Politik

Claudia Roth im "ntv Frühstart" "Diese Unsicherheit ist Gift"

Die Corona-Pandemie droht wieder außer Kontrolle zu geraten. Vor der Konferenz der Kanzlerin mit den Bürgermeistern von elf Städten appelliert Bundestagsvizepräsidentin Claudia Roth für einheitliche Regeln.
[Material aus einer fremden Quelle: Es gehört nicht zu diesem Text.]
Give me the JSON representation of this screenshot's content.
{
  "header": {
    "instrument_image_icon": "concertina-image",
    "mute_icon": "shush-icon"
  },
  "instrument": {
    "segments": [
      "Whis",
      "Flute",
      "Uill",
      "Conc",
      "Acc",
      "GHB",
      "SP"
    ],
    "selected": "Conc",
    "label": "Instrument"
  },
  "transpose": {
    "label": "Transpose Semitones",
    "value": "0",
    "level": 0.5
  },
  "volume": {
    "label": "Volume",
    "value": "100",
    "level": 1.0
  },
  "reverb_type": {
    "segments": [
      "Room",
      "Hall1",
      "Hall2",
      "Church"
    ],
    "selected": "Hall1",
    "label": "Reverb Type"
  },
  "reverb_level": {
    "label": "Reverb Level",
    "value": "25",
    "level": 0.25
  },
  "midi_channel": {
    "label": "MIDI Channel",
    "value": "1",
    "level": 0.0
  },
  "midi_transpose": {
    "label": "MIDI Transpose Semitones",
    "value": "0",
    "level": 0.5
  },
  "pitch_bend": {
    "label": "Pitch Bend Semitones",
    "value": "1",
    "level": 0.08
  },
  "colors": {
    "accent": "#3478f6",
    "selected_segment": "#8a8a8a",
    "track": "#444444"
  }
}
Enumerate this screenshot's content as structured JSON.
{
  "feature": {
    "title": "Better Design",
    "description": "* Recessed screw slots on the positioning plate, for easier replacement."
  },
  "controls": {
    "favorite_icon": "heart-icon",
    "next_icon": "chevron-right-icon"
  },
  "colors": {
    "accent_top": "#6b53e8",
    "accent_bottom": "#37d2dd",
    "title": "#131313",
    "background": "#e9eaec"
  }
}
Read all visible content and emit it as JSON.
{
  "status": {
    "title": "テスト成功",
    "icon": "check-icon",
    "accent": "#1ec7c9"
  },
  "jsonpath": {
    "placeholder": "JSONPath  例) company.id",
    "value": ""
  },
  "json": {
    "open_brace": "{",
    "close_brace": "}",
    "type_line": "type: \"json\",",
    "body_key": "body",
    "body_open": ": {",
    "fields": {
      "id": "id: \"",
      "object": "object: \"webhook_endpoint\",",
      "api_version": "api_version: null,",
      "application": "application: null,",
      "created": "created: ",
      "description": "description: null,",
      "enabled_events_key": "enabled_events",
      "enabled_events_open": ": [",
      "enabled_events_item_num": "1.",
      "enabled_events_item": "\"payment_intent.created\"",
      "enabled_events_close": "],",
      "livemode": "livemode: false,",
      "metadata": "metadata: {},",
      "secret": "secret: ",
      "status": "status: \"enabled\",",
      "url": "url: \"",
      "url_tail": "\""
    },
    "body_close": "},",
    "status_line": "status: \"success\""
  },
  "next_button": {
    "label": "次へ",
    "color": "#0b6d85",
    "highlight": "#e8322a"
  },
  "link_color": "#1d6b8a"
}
Aber auch für Regeln, die jeder versteht.

Angesichts steigender Infektionszahlen in mehreren deutschen Metropolen hat die Vizepräsidentin des Deutschen Bundestages, Claudia Roth, die Initiative von Bundeskanzlerin Angela Merkel gelobt, sich mit den Bürgermeistern von elf besonders betroffenen Städten zu beraten. "Ich glaube, es ist unfassbar wichtig, dass man an einem Strang zieht und dass man gemeinsame Regeln hat, damit die Menschen in diesem Land das auch verstehen", sagte die Grünen-Politikerin im "Frühstart" von ntv.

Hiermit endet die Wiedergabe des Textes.